The Contract with America’s “tort reform” plan is focused on changing the rules in product liability cases. According to Russell Moran of the New York Jury Verdict Reporter, product liability cases (excluding asbestos claims) in federal courts declined by 40 percent from 1985 to 1991. Nor are such cases stacked against corporate defendants: In New York courts, Moran reports, between 1988 and 1994, juries found for the defendant in 62 percent of cases (New York Times, 1/16/95).
And punitive damages, the focus of many media horror stories, are not “out of control.” Between 1965 and 1990, there were only 355 product liability cases in which juries awarded punitive damages. In only 35 cases was the award greater than $10 million, and in all but one of these cases the award was sharply reduced by the judge (Tim O’Brian, ABC World News Tonight, 3/9/95).
Since statistics don’t provide much backing for the idea that the civil litigation system is being abused by plaintiffs, the argument has been largely waged through anecdotes, often distributed by corporate-backed lobbies with names like the American Tort Reform Association. As with the hot coffee case, these cases often look very different when you get to hear both sides.

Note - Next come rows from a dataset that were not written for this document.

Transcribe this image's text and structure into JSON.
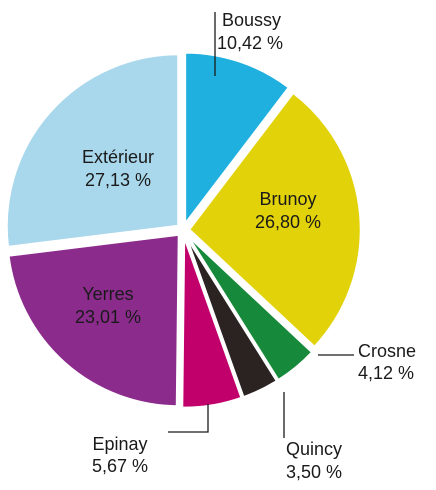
{
  "chart_data": {
    "type": "pie",
    "categories": [
      "Boussy",
      "Brunoy",
      "Crosne",
      "Quincy",
      "Epinay",
      "Yerres",
      "Extérieur"
    ],
    "values": [
      10.42,
      26.8,
      4.12,
      3.5,
      5.67,
      23.01,
      27.13
    ],
    "value_labels": [
      "10,42 %",
      "26,80 %",
      "4,12 %",
      "3,50 %",
      "5,67 %",
      "23,01 %",
      "27,13 %"
    ],
    "colors": [
      "#1fb0e0",
      "#e2d20a",
      "#17893a",
      "#2b2222",
      "#c2006c",
      "#8b2b8c",
      "#a9d8ec"
    ]
  }
}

USA Today, for example, buttressed an editorial in support of tort reform (3/6/95) with a series of misleading “horror stories”–like “the tricycle manufacturer who settled out of court for $7.5 million rather than risk an even more generous jury award over the color of its trikes.”
Why would a tricycle manufacturer be afraid that a jury would penalize it for more than $7.5 million for having the wrong color bike? According to the Association of Trial Lawyers of America, that’s not what it was afraid of. The case, Berju v. Hanover House, involved a 20-month-old who was riding a tricycle with a wire basket on the handlebars. When the tricycle tipped over, an exposed prong on the basket penetrated the boy’s skull, causing permanent brain damage.
The fact that the color of the tricycle concealed the defect was only one of numerous design flaws cited by the boy’s lawyer. The manufacturer and seller settled out of court for $1.9 million, much of which goes to cover medical expenses for the boy, who is permanently disabled. That’s not the kind of horror story USA Today intended to include.